Mutations in the EGFR gene are reported in 15% of all NSCLC cases, though incidence varies widely and in Mexico up to 34% of patients present with tumors with EGFR mutations. Treatment of patients with tumors with these characteristics is based on specific tyrosine kinase inhibitors (TKIs), achieving higher objective response rates and improved progression-free survival (PFS) compared with chemotherapy-based schemes. Nonetheless, despite the initial response, most patients treated with TKIs will eventually develop resistance mechanisms and present progressive disease. Consequently, the development of novel strategies to overcome TKI resistance and improve PFS of patients with NSCLC with epidermic growth factor receptor mutations (EGFRm) is priority.

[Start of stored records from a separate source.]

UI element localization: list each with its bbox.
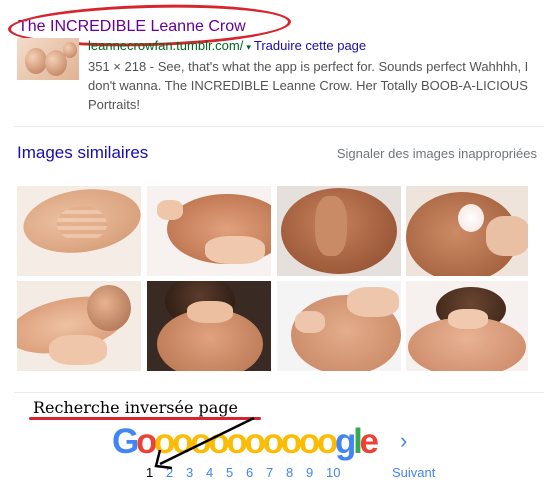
similar-images-heading[interactable]: Images similaires — [17, 143, 148, 163]
similar-image-6[interactable] — [147, 281, 271, 371]
page-link-9[interactable]: 9 — [306, 465, 326, 480]
result-url: leannecrowfan.tumblr.com/ — [88, 38, 244, 53]
next-chevron-icon[interactable]: › — [400, 428, 407, 454]
report-images-link[interactable]: Signaler des images inappropriées — [337, 146, 537, 161]
similar-image-3[interactable] — [277, 186, 401, 276]
result-thumbnail[interactable] — [17, 38, 79, 80]
pagination-logo-letter: o — [262, 422, 284, 461]
pagination-logo-letter: o — [280, 422, 302, 461]
page-link-7[interactable]: 7 — [266, 465, 286, 480]
divider — [14, 126, 544, 127]
divider — [14, 392, 544, 393]
similar-image-7[interactable] — [277, 281, 401, 371]
pagination-logo-letter: G — [112, 422, 139, 461]
similar-image-5[interactable] — [17, 281, 141, 371]
similar-image-2[interactable] — [147, 186, 271, 276]
result-snippet: 351 × 218 - See, that's what the app is … — [88, 59, 529, 112]
url-dropdown-arrow-icon[interactable]: ▾ — [246, 42, 251, 52]
page-link-10[interactable]: 10 — [326, 465, 346, 480]
next-page-link[interactable]: Suivant — [392, 465, 435, 480]
result-url-line: leannecrowfan.tumblr.com/▾ Traduire cette… — [88, 38, 366, 53]
annotation-arrow-icon — [154, 416, 255, 470]
pagination-logo-letter: o — [298, 422, 320, 461]
similar-image-8[interactable] — [406, 281, 528, 371]
similar-image-4[interactable] — [406, 186, 528, 276]
page-link-8[interactable]: 8 — [286, 465, 306, 480]
similar-image-1[interactable] — [17, 186, 141, 276]
translate-page-link[interactable]: Traduire cette page — [254, 38, 366, 53]
pagination-logo-letter: g — [334, 422, 356, 461]
pagination-logo-letter: o — [316, 422, 338, 461]
pagination-logo-letter: e — [359, 422, 380, 461]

Up to 30% of patients with NSCLC present with somatic mutations in the liver kinase B1 (LKB1) gene, which acts as a tumor suppressor through inhibition of mammilian target of rapamycin (mTOR). In a study which included 24 patients with LKB1 expression who received treatment with metformin + TKIs, overall survival was improved significantly, and therefore it is important to evaluate LKB1 expression in addition to mutations which could be related with treatment response in patients given metformin plus antineoplastic agents. LKB1 can activate AMP-activated protein kinase (AMPK) signaling through specific phosphorylations at aminoacid residues. AMPK can regulate cell cycle, cell proliferation and cell survival in NSCLC. Recently, the loss of expression of LKB1 has been associated with a reduced activation in AMPK using in vivo models, and increase in tumor necrosis after treatment with bevacizumab. The expression of AMPK has also been evaluated in NSCLC, a study which included 99 samples concluded that increased AMPK expression was associated with worse overall survival. Nonetheless, the association between AMPK expression and metformin treatment has not been ascertained.

Metformin is a biguanide used as treatment for type 2 diabetes. Additionally, several studies have identified a reduced incidence and mortality from diverse neoplasms in patients treated with metformin. In vitro studies have shown that metformin is cytotoxic in lung adenocarcinoma cells, producing a cell cycle arrest at G0 and G1, and it inhibits resistance to TKIs induced by Epithelial-Mesenchymal transition (EMT). Retrospective trials have also provided evidence as to the benefit of metformin in patients undergoing treatment for NSCLC. Several prospective trials have evaluated the concurrent use of metformin plus TKIs for patients with lung adenocarcinoma, though results have been controversial.

This randomized, phase 3 study will evaluate the PFS in patients with NSCLC with EGFR mutations undergoing treatment with TKIs plus placebo vs. TKIs plus metformin.